“No, this dress isn’t right,” my daughter exclaims.
I want to roll my eyes. Instead, I smile and say, “Hmmm, I like it.”
The Prom is approaching, and the dress debacle has begun. Clamoring for the perfect dress is our immediate mission, but seeking perfection is an ongoing issue. Hair, clothes, boyfriends, grades–perfection is the goal. Looking at my daughter in the mirror, I think, she is lovely… too lovely. I want to dishevel her hair.
A desire for perfection runs in my family. My mom has a penchant for all things delightfully done just right. My brother is hard-wired to organize kitchen cupboards, and my sister becomes paralyzed when making a decision, fearing a mistake.
Maybe that gene merely grazed my DNA, because I’m okay with ‘good enough’ much of the time. I’m not claiming to be well-adjusted. Please. I’m just saying my particular issues don’t include an obsession toward perfection. You’d be right to guess this drives my mother insane. She’ll drop by and say, “It’s amazing how you can live in this chaos.”
And I think, what chaos?
That genetic predisposition for perfection may have grazed me, but it seems to have struck my daughter deep into her soul.
After reading articles from my Google search on “Teens and Perfection,” then dragging out and thumbing through my psychology books, I feel unsettled about my daughter’s endeavor toward perfection. My research boosts an already overdeveloped sense of foreboding. And although it’s slightly tempered by knowing that reading any list of symptoms will trigger a tendency toward immediate self-diagnoses, the list is so aptly descriptive of my child that I worry.
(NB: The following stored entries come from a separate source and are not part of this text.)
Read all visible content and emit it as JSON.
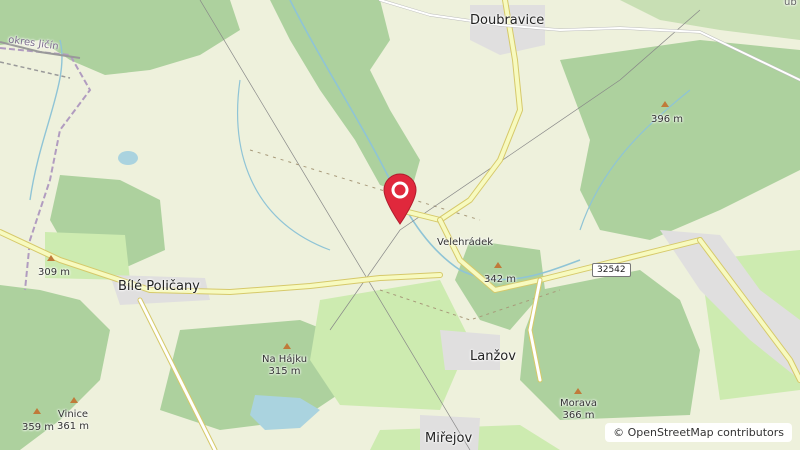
{
  "map": {
    "labels": {
      "doubravice": "Doubravice",
      "okres": "okres Jičín",
      "velehradek": "Velehrádek",
      "bile_policany": "Bílé Poličany",
      "lanzov": "Lanžov",
      "mirejov": "Miřejov",
      "na_hajku": "Na Hájku",
      "na_hajku_elev": "315 m",
      "vinice": "Vinice",
      "vinice_elev": "361 m",
      "morava": "Morava",
      "morava_elev": "366 m",
      "peak_396": "396 m",
      "peak_342": "342 m",
      "peak_309": "309 m",
      "peak_359": "359 m",
      "road_32542": "32542",
      "edge_text": "ub"
    },
    "attribution": {
      "symbol": "©",
      "text": "OpenStreetMap contributors"
    },
    "marker": {
      "color": "#e0283c",
      "icon": "map-pin-icon"
    },
    "colors": {
      "land": "#eef1dc",
      "forest": "#add19e",
      "meadow": "#cdebb0",
      "water": "#aad3df",
      "road_major": "#f7fabf",
      "road_casing": "#d6c96a",
      "residential": "#e0dfdf"
    }
  }
}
Here is what I’ve learned:
Obsession with perfection is a defense mechanism. Human beings employ defense mechanisms–compulsions, neurotic habits, extreme behaviors–as a way to avoid feeling the discomforting emotions which flood our system in times of stress, rejection, or loneliness (a.k.a.: life). Perfection keeps company with with a long list of popular defense mechanisms: alcohol abuse, overeating, medicating, addiction, and self-harm, to name a few.
Anorexia is one illness born from an obsession with perfection. Since signs of it normally show up during adolescence, I’m hyper-aware of each spoonful of nourishment that actually makes it down my daughter’s gullet. I know I’m dancing on the edges of over-protectiveness, but I also know I can do nothing else. Being an adolescent girl is plenty tough. Compounding the challenges with body image distortion and food issues makes me feel panicky.
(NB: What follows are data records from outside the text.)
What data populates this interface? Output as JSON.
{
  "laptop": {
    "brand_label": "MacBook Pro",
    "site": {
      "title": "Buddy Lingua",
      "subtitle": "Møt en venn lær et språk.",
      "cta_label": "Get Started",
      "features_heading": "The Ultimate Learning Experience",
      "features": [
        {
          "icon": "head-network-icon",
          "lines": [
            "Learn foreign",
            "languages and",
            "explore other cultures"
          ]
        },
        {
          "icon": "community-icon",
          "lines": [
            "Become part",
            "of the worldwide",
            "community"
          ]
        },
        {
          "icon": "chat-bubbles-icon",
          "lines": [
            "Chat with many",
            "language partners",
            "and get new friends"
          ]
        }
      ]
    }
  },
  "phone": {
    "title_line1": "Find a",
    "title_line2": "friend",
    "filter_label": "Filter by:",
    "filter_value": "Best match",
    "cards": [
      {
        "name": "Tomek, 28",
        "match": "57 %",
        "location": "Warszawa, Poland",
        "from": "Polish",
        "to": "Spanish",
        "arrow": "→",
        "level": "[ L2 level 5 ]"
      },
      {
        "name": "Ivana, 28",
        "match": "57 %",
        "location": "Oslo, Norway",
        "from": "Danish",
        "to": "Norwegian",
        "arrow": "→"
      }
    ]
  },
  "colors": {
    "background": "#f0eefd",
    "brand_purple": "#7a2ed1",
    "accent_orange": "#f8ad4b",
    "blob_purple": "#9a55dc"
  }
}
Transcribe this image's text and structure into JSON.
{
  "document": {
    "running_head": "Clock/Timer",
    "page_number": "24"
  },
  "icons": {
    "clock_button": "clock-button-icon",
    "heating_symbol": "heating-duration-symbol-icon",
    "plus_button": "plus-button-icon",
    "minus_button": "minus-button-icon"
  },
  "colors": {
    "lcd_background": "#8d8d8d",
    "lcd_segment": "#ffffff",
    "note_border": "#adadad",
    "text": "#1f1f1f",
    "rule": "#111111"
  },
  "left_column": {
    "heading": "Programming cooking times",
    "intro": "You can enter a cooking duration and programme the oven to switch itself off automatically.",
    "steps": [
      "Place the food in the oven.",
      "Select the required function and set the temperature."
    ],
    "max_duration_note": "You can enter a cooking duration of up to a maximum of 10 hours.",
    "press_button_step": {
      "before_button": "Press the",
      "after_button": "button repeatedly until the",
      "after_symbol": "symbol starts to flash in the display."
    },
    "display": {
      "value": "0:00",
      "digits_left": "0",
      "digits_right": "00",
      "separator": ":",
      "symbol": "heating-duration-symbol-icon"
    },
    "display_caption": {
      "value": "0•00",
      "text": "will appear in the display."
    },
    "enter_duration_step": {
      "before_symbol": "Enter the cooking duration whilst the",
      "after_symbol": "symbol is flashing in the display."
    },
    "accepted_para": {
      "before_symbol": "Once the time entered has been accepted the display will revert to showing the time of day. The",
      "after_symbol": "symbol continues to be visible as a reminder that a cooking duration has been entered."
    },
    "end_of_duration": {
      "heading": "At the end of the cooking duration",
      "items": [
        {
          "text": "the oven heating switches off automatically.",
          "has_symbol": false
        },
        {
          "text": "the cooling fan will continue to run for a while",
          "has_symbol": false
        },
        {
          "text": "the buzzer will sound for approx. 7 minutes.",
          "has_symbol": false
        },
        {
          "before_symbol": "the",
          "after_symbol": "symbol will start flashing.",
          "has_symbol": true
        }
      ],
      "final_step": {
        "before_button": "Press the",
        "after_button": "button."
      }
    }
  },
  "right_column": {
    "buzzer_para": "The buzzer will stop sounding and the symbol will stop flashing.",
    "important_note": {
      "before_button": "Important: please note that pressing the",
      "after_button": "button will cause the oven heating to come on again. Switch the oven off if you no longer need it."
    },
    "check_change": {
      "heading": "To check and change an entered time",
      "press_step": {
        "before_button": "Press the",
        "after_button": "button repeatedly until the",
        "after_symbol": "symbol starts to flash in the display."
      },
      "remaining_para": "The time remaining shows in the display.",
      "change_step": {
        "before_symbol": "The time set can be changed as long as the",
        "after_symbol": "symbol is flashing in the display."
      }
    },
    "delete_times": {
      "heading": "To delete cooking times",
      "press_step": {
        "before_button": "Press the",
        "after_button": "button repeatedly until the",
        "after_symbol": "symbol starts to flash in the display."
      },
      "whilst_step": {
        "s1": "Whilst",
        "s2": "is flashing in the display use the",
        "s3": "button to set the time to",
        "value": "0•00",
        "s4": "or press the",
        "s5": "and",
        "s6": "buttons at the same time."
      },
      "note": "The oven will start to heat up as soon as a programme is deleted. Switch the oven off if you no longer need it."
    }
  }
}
I wonder, is every mother like this? Do we each have our own worst fear? Anorexia must be mine.
My continuing research reveals that vulnerability is the counterweight to perfection. Vulnerability, it turns out, is the birthplace of joy and connectedness. Being vulnerable allows people to be open to meaningful relationships. It helps us to accept and love ourselves for what we are: sometimes warty, stinky, wrinkled and lumpy creatures. Unfortunately, our pressure-packed culture equates vulnerability with weakness, and many girls have learned this lesson too well.
As for what to do, as with almost everything, the only answer is to try to strike a balance. Unabashedly modeling imperfection is a great start. I do this in any way that feels natural to me. I often point out when I’ve made a mistake, be it burning our dinner, forgetting to call the orthodontist, taking a wrong turn, leaving the laundry in the washer for a week… whatever! I’m not a champion of slovenliness, but can we agree? Being messy and real, and letting things go with a shrug… these simple acts can be refreshing.
And the unavoidable result of seeking perfection? Relentless disappointment. Because, do we ever really get there?
Celebrating when things are ‘good enough’ can introduce moments of ease and acceptance. Yes, I do recognize the irony here… introducing imperfection in an effort to make my child’s life a little more… um… perfect? I know. But still, if it works….
Until my daughter finds a balance between letting things go and striving for excellence, I hope she will remember the day she dropped a sticky mess of a burned marshmallow in the grass, then picked it up and ate it anyway. Because for me, that seemingly insignificant moment was a metaphor for what I’m trying to capture here: that life is full of wonderful, delicious, not-to-be-missed, gooey imperfection.
I pray she will notice when she finds it, and learn to seek it in her own way.